Global News Digest

arXiv

Rethinking the Role of Temperature in Large Language Model Distillation

Title: Reevaluating Temperature’s Function in Large Language Model Distillation

Original: arXiv:2606.00306v1 Announce Type: cross Abstract: Reverse Kullback-Leibler (RKL) divergence is widely favored over forward KL (FKL) in large language models (LLM) distillation, yet this preference is largely based on comparisons that omit the temperature $\tau$, overlooking its central role in softening teacher distributions and improving knowledge transfer. In this work, we revisit temperature in LLM distillation and show that it fundamentally changes the comparison between FKL and RKL. Our analysis reveals an asymmetric effect: temperature substantially enriches FKL with non-dominant token signals, whereas it mainly rescales RKL gradients, causing FKL to benefit much more from $\tau$ scaling than RKL. This asymmetry overturns the standard empirical conclusion: although RKL outperforms FKL at $\tau=1$, FKL consistently surpasses RKL at higher temperatures across instruction-following benchmarks. Moreover, the impact of temperature is not limited to FKL; it improves a broader family of distillation objectives, enabling simple KL-based methods to achieve competitive performance against recent state-of-the-art LLM distillation approaches.

Rewritten: Title: Reassessing Temperature’s Impact in Large Language Model Distillation

Original: arXiv:2606.00306v1 Announce Type: cross Abstract: The dominance of Reverse Kullback-Leibler (RKL) divergence over Forward KL (FKL) in distilling large language models (LLMs) is typically attributed to experimental setups that neglect the temperature parameter $\tau$. This oversight ignores $\tau$'s crucial function in smoothing teacher probability distributions to facilitate better knowledge transfer. We re-examine the role of temperature in LLM distillation, demonstrating that it drastically alters the comparative landscape between FKL and RKL. Our findings highlight a distinct asymmetry: while temperature primarily acts as a gradient rescaler for RKL, it significantly enhances FKL by incorporating signals from less dominant tokens. Consequently, FKL derives substantially greater advantages from scaling $\tau$ than RKL does. This dynamic challenges prevailing empirical beliefs; while RKL generally yields superior results at a temperature of $\tau=1$, FKL consistently achieves higher performance on instruction-following tasks when higher temperatures are employed. Furthermore, the benefits of temperature extend beyond FKL to a wider range of distillation objectives, allowing straightforward KL-based techniques to rival the latest state-of-the-art LLM distillation methods.

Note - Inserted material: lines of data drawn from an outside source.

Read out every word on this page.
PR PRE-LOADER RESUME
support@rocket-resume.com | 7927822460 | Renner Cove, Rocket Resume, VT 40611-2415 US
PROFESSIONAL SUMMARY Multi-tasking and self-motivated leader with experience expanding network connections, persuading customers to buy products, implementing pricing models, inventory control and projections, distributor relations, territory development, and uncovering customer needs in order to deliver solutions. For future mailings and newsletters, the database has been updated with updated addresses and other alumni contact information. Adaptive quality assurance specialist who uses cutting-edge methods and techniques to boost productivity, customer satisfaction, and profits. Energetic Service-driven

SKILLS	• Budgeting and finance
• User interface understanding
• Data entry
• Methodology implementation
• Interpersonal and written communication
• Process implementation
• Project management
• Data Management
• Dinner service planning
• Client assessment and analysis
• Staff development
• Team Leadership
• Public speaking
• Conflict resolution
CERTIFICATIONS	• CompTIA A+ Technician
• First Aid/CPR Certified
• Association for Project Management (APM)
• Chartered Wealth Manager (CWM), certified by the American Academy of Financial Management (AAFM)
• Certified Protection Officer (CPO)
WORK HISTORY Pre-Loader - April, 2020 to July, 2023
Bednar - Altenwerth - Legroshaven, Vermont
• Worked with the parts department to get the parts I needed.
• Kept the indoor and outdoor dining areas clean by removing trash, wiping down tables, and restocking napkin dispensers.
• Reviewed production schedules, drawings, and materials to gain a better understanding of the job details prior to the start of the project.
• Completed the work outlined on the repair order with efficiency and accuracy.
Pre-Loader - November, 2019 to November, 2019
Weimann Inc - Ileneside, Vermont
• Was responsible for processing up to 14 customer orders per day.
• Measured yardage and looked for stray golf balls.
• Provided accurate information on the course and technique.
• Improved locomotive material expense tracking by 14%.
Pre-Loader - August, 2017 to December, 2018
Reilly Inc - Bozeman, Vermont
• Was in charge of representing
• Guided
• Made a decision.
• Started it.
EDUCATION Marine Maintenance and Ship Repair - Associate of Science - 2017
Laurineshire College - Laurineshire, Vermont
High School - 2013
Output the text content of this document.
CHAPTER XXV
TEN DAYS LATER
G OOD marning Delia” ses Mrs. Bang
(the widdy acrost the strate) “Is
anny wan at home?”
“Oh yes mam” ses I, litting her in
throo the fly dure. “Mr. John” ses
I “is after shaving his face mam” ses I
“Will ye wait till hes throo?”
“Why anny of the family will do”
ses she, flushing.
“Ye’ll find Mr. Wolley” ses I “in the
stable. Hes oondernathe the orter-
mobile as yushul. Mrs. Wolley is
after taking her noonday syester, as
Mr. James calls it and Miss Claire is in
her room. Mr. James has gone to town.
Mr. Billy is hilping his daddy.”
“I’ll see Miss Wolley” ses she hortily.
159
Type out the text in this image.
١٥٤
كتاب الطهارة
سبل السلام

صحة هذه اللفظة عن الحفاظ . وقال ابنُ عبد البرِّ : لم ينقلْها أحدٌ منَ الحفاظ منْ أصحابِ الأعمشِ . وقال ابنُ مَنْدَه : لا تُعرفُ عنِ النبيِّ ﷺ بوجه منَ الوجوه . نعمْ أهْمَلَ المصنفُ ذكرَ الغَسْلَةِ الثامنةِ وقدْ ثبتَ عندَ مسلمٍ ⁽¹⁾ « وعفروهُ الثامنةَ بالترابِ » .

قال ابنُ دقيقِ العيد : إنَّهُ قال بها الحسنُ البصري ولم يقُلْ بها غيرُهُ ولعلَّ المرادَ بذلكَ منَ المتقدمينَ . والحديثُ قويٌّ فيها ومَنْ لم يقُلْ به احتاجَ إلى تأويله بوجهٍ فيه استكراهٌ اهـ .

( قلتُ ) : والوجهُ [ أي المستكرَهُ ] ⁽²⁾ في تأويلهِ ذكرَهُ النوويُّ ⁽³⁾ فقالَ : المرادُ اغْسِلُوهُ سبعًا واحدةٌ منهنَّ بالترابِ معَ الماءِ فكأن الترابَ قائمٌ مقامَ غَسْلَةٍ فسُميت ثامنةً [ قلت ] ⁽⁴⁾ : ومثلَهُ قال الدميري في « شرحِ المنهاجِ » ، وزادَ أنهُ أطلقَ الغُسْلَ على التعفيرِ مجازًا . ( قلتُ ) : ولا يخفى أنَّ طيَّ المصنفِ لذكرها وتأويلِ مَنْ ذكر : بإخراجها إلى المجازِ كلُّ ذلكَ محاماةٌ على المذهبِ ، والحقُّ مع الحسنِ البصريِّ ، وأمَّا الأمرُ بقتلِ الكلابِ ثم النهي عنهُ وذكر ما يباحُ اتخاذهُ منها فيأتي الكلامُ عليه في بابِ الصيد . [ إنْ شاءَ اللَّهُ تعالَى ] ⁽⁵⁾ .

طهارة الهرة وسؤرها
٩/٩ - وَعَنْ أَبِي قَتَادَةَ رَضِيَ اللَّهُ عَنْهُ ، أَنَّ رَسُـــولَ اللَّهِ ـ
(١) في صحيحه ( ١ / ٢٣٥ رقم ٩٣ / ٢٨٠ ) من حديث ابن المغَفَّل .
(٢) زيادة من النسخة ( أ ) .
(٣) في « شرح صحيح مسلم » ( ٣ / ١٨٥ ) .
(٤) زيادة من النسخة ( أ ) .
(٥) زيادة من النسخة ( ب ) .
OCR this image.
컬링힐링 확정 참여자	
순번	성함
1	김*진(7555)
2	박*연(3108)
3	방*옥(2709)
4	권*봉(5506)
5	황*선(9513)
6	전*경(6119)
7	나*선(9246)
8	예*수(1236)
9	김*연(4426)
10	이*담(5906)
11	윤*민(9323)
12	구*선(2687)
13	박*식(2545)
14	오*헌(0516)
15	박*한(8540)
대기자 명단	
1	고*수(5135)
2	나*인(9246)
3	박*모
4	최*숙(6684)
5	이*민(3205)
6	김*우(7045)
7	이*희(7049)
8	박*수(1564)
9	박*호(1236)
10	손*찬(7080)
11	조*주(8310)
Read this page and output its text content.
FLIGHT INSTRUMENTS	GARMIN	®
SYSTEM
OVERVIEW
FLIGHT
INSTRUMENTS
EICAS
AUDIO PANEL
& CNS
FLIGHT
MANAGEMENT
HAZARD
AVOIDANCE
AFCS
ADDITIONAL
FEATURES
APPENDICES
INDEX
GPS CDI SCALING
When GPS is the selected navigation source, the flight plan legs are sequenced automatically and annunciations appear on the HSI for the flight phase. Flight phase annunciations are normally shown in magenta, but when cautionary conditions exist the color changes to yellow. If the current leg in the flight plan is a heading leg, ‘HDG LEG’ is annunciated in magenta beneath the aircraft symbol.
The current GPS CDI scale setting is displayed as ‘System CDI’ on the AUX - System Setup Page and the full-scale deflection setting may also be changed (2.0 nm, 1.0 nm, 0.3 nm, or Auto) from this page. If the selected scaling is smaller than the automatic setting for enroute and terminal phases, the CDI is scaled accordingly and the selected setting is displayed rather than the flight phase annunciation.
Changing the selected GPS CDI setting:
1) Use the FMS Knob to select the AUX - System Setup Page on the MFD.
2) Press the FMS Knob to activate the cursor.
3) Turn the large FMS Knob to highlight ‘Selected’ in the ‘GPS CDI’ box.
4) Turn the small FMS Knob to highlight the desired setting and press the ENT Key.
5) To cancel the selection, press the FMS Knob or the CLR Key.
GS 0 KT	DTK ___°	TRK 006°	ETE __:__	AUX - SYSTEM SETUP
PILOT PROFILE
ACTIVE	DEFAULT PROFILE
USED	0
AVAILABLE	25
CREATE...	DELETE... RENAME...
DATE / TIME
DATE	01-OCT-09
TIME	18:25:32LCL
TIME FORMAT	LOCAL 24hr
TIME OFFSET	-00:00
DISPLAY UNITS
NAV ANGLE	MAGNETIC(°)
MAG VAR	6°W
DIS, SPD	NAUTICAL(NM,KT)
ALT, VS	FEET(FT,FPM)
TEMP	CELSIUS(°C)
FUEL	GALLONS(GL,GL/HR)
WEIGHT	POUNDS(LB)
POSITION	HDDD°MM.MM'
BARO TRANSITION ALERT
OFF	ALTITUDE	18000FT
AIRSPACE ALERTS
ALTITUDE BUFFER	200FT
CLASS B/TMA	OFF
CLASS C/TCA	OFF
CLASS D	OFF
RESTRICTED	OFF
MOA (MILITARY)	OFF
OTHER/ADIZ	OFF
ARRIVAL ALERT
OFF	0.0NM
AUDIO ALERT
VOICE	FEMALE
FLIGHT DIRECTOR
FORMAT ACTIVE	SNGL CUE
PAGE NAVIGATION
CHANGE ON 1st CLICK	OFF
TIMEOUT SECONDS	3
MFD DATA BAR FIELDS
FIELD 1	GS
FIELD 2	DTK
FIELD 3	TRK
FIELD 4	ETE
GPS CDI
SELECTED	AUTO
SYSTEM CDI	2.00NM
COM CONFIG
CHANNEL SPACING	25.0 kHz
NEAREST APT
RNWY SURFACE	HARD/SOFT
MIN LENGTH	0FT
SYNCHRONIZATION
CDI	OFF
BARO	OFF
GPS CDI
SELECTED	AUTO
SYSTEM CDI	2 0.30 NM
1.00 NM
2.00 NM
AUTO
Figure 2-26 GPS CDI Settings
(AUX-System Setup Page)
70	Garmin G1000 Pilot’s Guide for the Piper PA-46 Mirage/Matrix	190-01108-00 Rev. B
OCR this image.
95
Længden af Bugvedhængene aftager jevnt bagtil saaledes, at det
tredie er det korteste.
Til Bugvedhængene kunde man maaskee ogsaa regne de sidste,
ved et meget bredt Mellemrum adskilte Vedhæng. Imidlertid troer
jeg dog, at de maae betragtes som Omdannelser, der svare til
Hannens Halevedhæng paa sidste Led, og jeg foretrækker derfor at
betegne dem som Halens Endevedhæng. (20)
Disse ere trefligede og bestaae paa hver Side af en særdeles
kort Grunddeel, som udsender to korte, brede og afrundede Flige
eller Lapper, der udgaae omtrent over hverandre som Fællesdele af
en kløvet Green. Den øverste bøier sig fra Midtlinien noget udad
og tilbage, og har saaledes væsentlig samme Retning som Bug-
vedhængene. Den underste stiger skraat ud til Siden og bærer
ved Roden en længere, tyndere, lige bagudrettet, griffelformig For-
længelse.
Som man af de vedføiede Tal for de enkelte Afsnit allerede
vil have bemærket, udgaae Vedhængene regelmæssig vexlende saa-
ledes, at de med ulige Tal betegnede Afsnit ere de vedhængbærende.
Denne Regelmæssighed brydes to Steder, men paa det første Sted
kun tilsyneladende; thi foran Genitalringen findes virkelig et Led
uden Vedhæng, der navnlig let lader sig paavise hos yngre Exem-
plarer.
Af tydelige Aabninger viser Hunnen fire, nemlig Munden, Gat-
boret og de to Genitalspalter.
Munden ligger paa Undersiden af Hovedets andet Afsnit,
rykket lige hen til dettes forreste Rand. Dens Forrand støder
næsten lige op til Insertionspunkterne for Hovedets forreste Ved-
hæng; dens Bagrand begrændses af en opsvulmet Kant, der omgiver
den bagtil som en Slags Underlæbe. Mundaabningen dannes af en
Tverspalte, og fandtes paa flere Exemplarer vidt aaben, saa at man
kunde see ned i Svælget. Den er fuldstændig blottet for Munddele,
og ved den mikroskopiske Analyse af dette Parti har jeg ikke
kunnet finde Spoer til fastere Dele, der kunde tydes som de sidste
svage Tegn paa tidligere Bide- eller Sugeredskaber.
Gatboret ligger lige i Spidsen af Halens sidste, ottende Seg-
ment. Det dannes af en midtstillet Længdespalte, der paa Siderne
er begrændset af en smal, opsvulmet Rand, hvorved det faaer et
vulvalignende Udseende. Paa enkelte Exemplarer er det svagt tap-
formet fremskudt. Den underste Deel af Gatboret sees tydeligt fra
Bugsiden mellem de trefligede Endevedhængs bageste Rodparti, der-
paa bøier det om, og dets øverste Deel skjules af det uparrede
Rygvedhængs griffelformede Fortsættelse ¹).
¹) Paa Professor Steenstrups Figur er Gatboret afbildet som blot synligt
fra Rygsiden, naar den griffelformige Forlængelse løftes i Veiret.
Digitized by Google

Source: arXiv Generated at: 2026-06-02 00:00:00 UTC

Related Articles

Schroders Renewable Unit Targets AI Assets as Power Demand Soars
Bloomberg

Schroders Renewable Unit Targets AI Assets as Power Demand Soars

Schroders’ renewable unit targets AI infrastructure, pivoting to meet soaring energy demand from artificial intelligence...

State Street's Paglia on SBI Group Partnership, ETFs
Bloomberg

State Street's Paglia on SBI Group Partnership, ETFs

State Street's Paglia discusses the SBI Group partnership and ETFs, but the source text is missing. Please provide the a...

Nvidia Boss Says Workers Should Be Paid ‘as Much as Possible’
Bloomberg

Nvidia Boss Says Workers Should Be Paid ‘as Much as Possible’

Nvidia CEO Jensen Huang advocates for paying workers “as much as possible,” emphasizing maximum compensation. This stanc...

TSE Talking With Regulator For Easing ETF Listing Rules
Bloomberg

TSE Talking With Regulator For Easing ETF Listing Rules

The Tokyo Stock Exchange is discussing with regulators to ease ETF listing rules. This aims to simplify market access an...

S&P DJI CEO on Japan Markets, Mega IPOs
Bloomberg

S&P DJI CEO on Japan Markets, Mega IPOs

S&P DJI CEO discusses Japan's financial markets and major IPOs.